The project you are referencing uses sequence_to_sequence_loss_by_example
, which returns the loss of cross entropy. Thus, to calculate perplexity in learning, you just need to amplify the loss, as described here .
train_perplexity = tf.exp(train_loss)
We should use e instead of 2 as the base, because TensorFlow measures the cross-entropy loss by the natural logarithm ( TF Documentation ). Thanks, @Matthias Arro and @Colin Skow for the tip.
Detailed explanation
The cross-entropy of the two probability distributions P and Q tells us the minimum average number of bits we need to encode P events when we design a coding scheme based on Q. Thus, P is a true distribution that we usually donβt know. We want to find Q as close to P as possible so that we can develop a good coding scheme with as many bits per event as possible.
I should not say bits, because we can only use bits as a measure, if we use base 2 in calculating cross-entropy. But TensorFlow uses the natural logarithm, so instead measure cross-entropy in nats .
So, let's say we have a bad language model in which each character (symbol / word) in the body is equally likely to be next. For a case of 1000 tokens, this model will have a cross-entropy of log (1000) = 6.9 nats. When predicting the next token, he should choose evenly between 1000 tokens at each step.

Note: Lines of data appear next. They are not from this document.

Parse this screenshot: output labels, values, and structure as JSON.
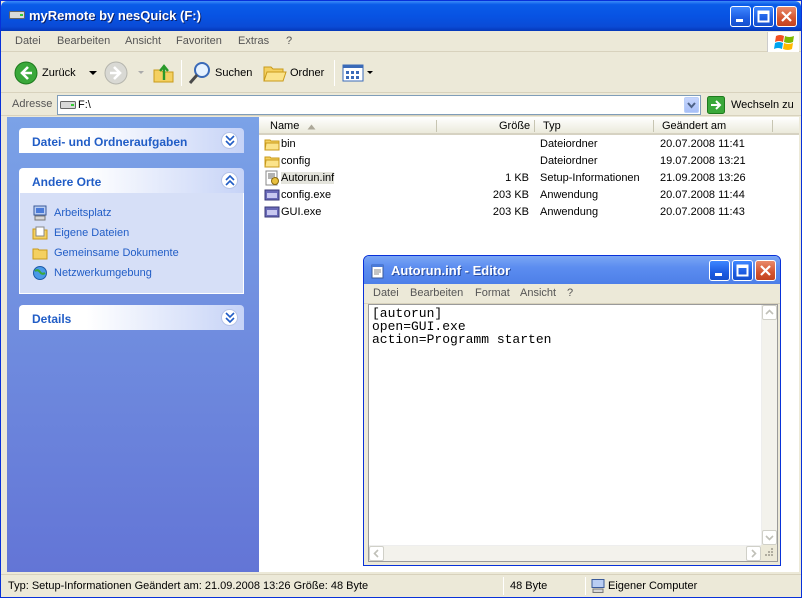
{
  "explorer": {
    "title": "myRemote by nesQuick (F:)",
    "menu": [
      "Datei",
      "Bearbeiten",
      "Ansicht",
      "Favoriten",
      "Extras",
      "?"
    ],
    "toolbar": {
      "back_label": "Zurück",
      "search_label": "Suchen",
      "folders_label": "Ordner"
    },
    "address": {
      "label": "Adresse",
      "value": "F:\\",
      "go_label": "Wechseln zu"
    },
    "tasks": {
      "file_tasks_title": "Datei- und Ordneraufgaben",
      "other_places_title": "Andere Orte",
      "other_places": [
        "Arbeitsplatz",
        "Eigene Dateien",
        "Gemeinsame Dokumente",
        "Netzwerkumgebung"
      ],
      "details_title": "Details"
    },
    "columns": {
      "name": "Name",
      "size": "Größe",
      "type": "Typ",
      "modified": "Geändert am"
    },
    "files": [
      {
        "name": "bin",
        "size": "",
        "type": "Dateiordner",
        "modified": "20.07.2008 11:41",
        "icon": "folder-icon"
      },
      {
        "name": "config",
        "size": "",
        "type": "Dateiordner",
        "modified": "19.07.2008 13:21",
        "icon": "folder-icon"
      },
      {
        "name": "Autorun.inf",
        "size": "1 KB",
        "type": "Setup-Informationen",
        "modified": "21.09.2008 13:26",
        "icon": "setup-info-icon"
      },
      {
        "name": "config.exe",
        "size": "203 KB",
        "type": "Anwendung",
        "modified": "20.07.2008 11:44",
        "icon": "exe-icon"
      },
      {
        "name": "GUI.exe",
        "size": "203 KB",
        "type": "Anwendung",
        "modified": "20.07.2008 11:43",
        "icon": "exe-icon"
      }
    ],
    "status": {
      "info": "Typ: Setup-Informationen Geändert am: 21.09.2008 13:26 Größe: 48 Byte",
      "size": "48 Byte",
      "location": "Eigener Computer"
    }
  },
  "notepad": {
    "title": "Autorun.inf - Editor",
    "menu": [
      "Datei",
      "Bearbeiten",
      "Format",
      "Ansicht",
      "?"
    ],
    "content": "[autorun]\nopen=GUI.exe\naction=Programm starten"
  },
  "colors": {
    "title_blue": "#0a5ce8",
    "task_link": "#215dc6",
    "panel_bg": "#d6dff7",
    "chrome": "#ece9d8"
  }
}
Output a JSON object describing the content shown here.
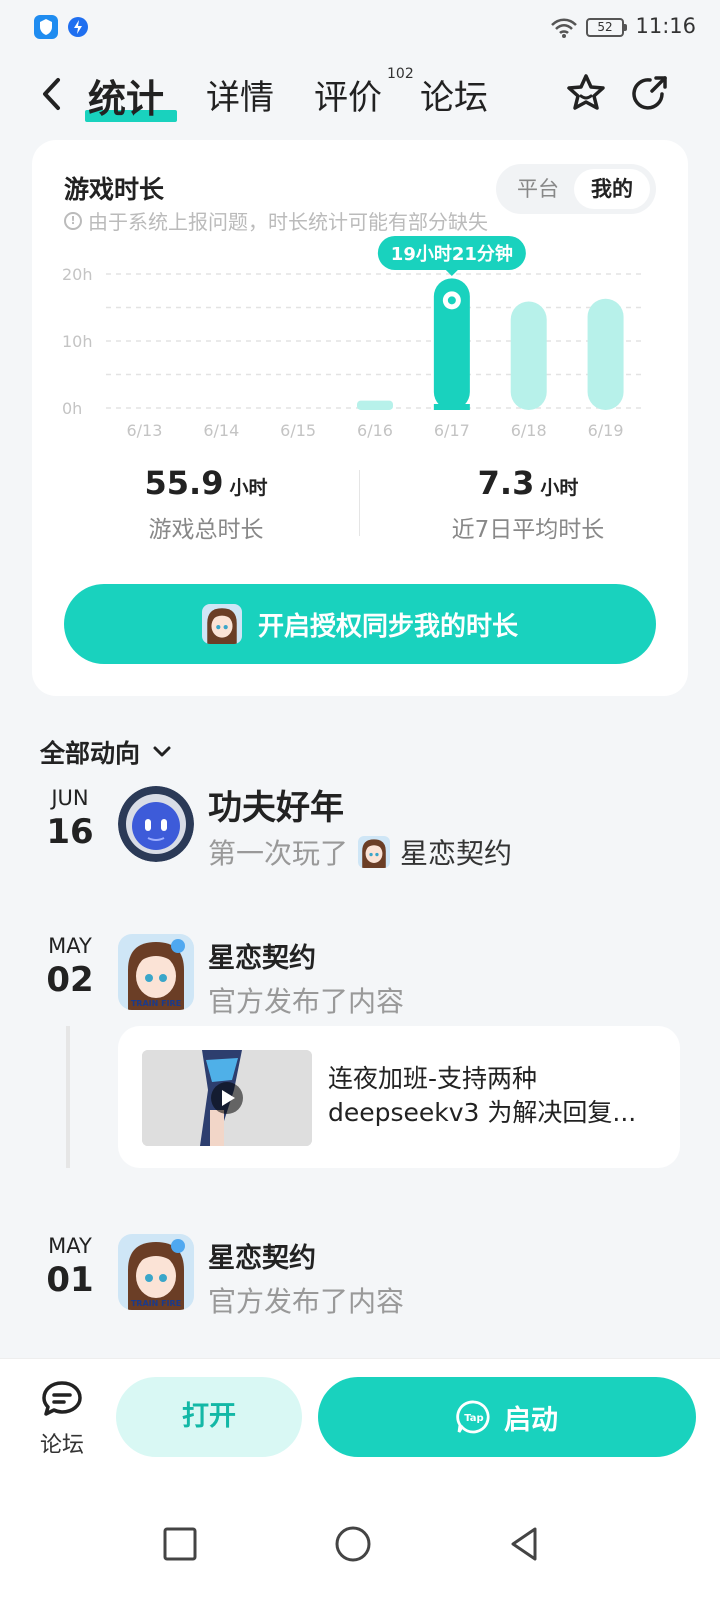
{
  "status_bar": {
    "time": "11:16",
    "battery": "52"
  },
  "nav": {
    "tabs": [
      {
        "label": "统计",
        "active": true
      },
      {
        "label": "详情"
      },
      {
        "label": "评价",
        "badge": "102"
      },
      {
        "label": "论坛"
      }
    ]
  },
  "stats": {
    "title": "游戏时长",
    "note": "由于系统上报问题，时长统计可能有部分缺失",
    "toggle": {
      "options": [
        "平台",
        "我的"
      ],
      "selected": "我的"
    },
    "total": {
      "value": "55.9",
      "unit": "小时",
      "label": "游戏总时长"
    },
    "average": {
      "value": "7.3",
      "unit": "小时",
      "label": "近7日平均时长"
    },
    "sync_button": "开启授权同步我的时长"
  },
  "chart_data": {
    "type": "bar",
    "categories": [
      "6/13",
      "6/14",
      "6/15",
      "6/16",
      "6/17",
      "6/18",
      "6/19"
    ],
    "values": [
      0,
      0,
      0,
      1.1,
      19.35,
      15.9,
      16.3
    ],
    "ylim": [
      0,
      20
    ],
    "yticks": [
      "0h",
      "10h",
      "20h"
    ],
    "highlighted_index": 4,
    "tooltip": "19小时21分钟",
    "colors": {
      "highlight": "#19d2be",
      "normal": "#b7f1ea"
    }
  },
  "feed": {
    "filter_label": "全部动向",
    "items": [
      {
        "month": "JUN",
        "day": "16",
        "name": "功夫好年",
        "action": "第一次玩了",
        "game": "星恋契约"
      },
      {
        "month": "MAY",
        "day": "02",
        "name": "星恋契约",
        "action": "官方发布了内容",
        "post": {
          "line1": "连夜加班-支持两种",
          "line2": "deepseekv3 为解决回复..."
        }
      },
      {
        "month": "MAY",
        "day": "01",
        "name": "星恋契约",
        "action": "官方发布了内容"
      }
    ],
    "avatar_caption": "TRAIN FIRE"
  },
  "bottom_bar": {
    "forum_label": "论坛",
    "open_label": "打开",
    "launch_label": "启动",
    "tap_logo": "Tap"
  },
  "colors": {
    "accent": "#19d2be",
    "accent_light": "#d9f8f4",
    "background": "#f4f6f8"
  }
}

The best language model will determine the probability distribution of Q, which is closer to P. Thus, the cross-entropy is lower - we can get a cross-entropy of 3.9 nats. If we now want to measure perplexity, we simply index cross-entropy:
exp (3.9) = 49.4
So, on the samples for which we calculated the loss, a good model was just as vague as if she had to choose evenly and independently between about 50 tokens.